Etre fatigué après une séance
dure ou une sortie longue pendant 24 à
48 heures est tout à fait normal. L'organisme
ne d'adaptera que si le stimulus est suffisamment
profond, donc induisant une certaine fatigue.
Avec un repos adéquat (total ou relatif),
l'organisme surcompensera et la progression
pourra être plus ou moins linéaire.
Par contre si la fatigue s'installe, l'état
de surentraînement vous guette. C'est
donc ce mauvais rapport stress-récupération
(propre à chaque individu) qui engendrera
le surentraînement.
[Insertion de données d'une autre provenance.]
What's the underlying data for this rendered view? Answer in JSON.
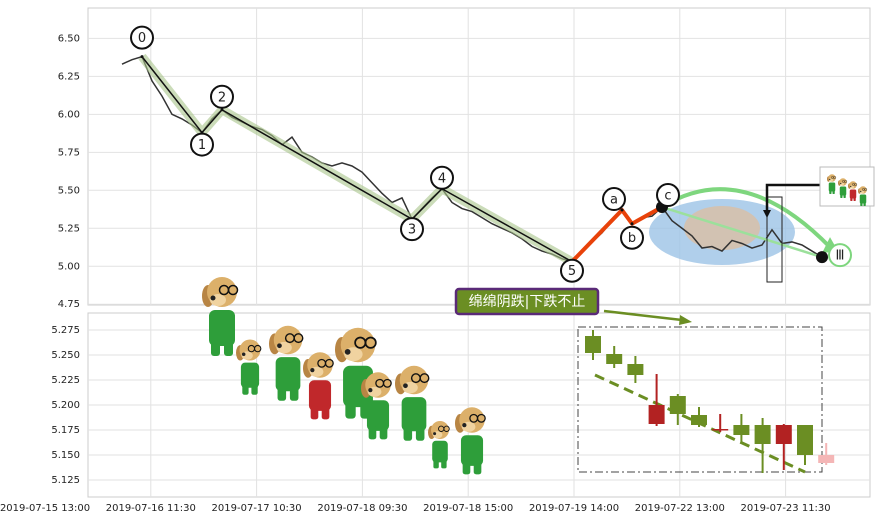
{
  "chart_data": [
    {
      "type": "line",
      "ylim": [
        4.745,
        6.7
      ],
      "yticks": [
        {
          "value": 4.75,
          "label": "4.75"
        },
        {
          "value": 5.0,
          "label": "5.00"
        },
        5.25,
        {
          "value": 5.5,
          "label": "5.50"
        },
        5.75,
        {
          "value": 6.0,
          "label": "6.00"
        },
        6.25,
        {
          "value": 6.5,
          "label": "6.50"
        }
      ],
      "grid": true,
      "series": [
        {
          "color": "#333333",
          "values": [
            6.33,
            6.36,
            6.38,
            6.22,
            6.12,
            6.0,
            5.97,
            5.93,
            5.88,
            5.97,
            6.03,
            5.98,
            5.95,
            5.92,
            5.9,
            5.86,
            5.8,
            5.85,
            5.75,
            5.72,
            5.68,
            5.66,
            5.68,
            5.66,
            5.62,
            5.55,
            5.48,
            5.42,
            5.45,
            5.31,
            5.38,
            5.45,
            5.51,
            5.42,
            5.38,
            5.36,
            5.32,
            5.28,
            5.25,
            5.22,
            5.18,
            5.13,
            5.1,
            5.08,
            5.05,
            5.03,
            5.1,
            5.16,
            5.22,
            5.3,
            5.37,
            5.28,
            5.32,
            5.33,
            5.39,
            5.3,
            5.25,
            5.2,
            5.12,
            5.13,
            5.1,
            5.17,
            5.15,
            5.12,
            5.14,
            5.24,
            5.15,
            5.16,
            5.14,
            5.1,
            5.06
          ]
        }
      ],
      "waves": [
        {
          "label": "0",
          "x": 2,
          "value": 6.38
        },
        {
          "label": "1",
          "x": 8,
          "value": 5.88
        },
        {
          "label": "2",
          "x": 10,
          "value": 6.03
        },
        {
          "label": "3",
          "x": 29,
          "value": 5.31
        },
        {
          "label": "4",
          "x": 32,
          "value": 5.51
        },
        {
          "label": "5",
          "x": 45,
          "value": 5.03
        },
        {
          "label": "a",
          "x": 50,
          "value": 5.37
        },
        {
          "label": "b",
          "x": 51,
          "value": 5.28
        },
        {
          "label": "c",
          "x": 54,
          "value": 5.39
        },
        {
          "label": "Ⅲ",
          "x": 70,
          "value": 5.06
        }
      ],
      "annotation": "绵绵阴跌|下跌不止"
    },
    {
      "type": "candlestick",
      "ylim": [
        5.108,
        5.292
      ],
      "yticks": [
        5.125,
        {
          "value": 5.15,
          "label": "5.150"
        },
        5.175,
        {
          "value": 5.2,
          "label": "5.200"
        },
        5.225,
        {
          "value": 5.25,
          "label": "5.250"
        },
        5.275
      ],
      "grid": true,
      "open": [
        5.269,
        5.251,
        5.241,
        5.181,
        5.209,
        5.19,
        5.175,
        5.18,
        5.18,
        5.161,
        5.18,
        5.142
      ],
      "close": [
        5.252,
        5.241,
        5.23,
        5.2,
        5.191,
        5.18,
        5.176,
        5.17,
        5.161,
        5.18,
        5.15,
        5.15
      ],
      "high": [
        5.275,
        5.259,
        5.249,
        5.231,
        5.211,
        5.198,
        5.191,
        5.191,
        5.187,
        5.181,
        5.18,
        5.162
      ],
      "low": [
        5.245,
        5.237,
        5.222,
        5.179,
        5.18,
        5.178,
        5.173,
        5.161,
        5.132,
        5.135,
        5.14,
        5.14
      ],
      "colors": [
        "#6b8e23",
        "#6b8e23",
        "#6b8e23",
        "#b22222",
        "#6b8e23",
        "#6b8e23",
        "#b22222",
        "#6b8e23",
        "#6b8e23",
        "#b22222",
        "#6b8e23",
        "#f4b6b6"
      ],
      "xtick_labels": [
        "2019-07-15 13:00",
        "2019-07-16 11:30",
        "2019-07-17 10:30",
        "2019-07-18 09:30",
        "2019-07-18 15:00",
        "2019-07-19 14:00",
        "2019-07-22 13:00",
        "2019-07-23 11:30"
      ]
    }
  ]
}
A noter que le stress
pourra être complètement extérieur
à l'entraînement (effet cumulatif)
: travail, famille, examens, …
LES CAUSES
- Manque de récupération entre
les séances (CF triathlète Magazine
193). Mauvaise alternance cyclique des charges
de travail entre le travail technique et physiologique
et/ou mauvaise répartition du travail
entre les différentes filières
énergétiques.
- Travail intensif trop peu espacé ou
trop important par rapport au volume total d'entraînement.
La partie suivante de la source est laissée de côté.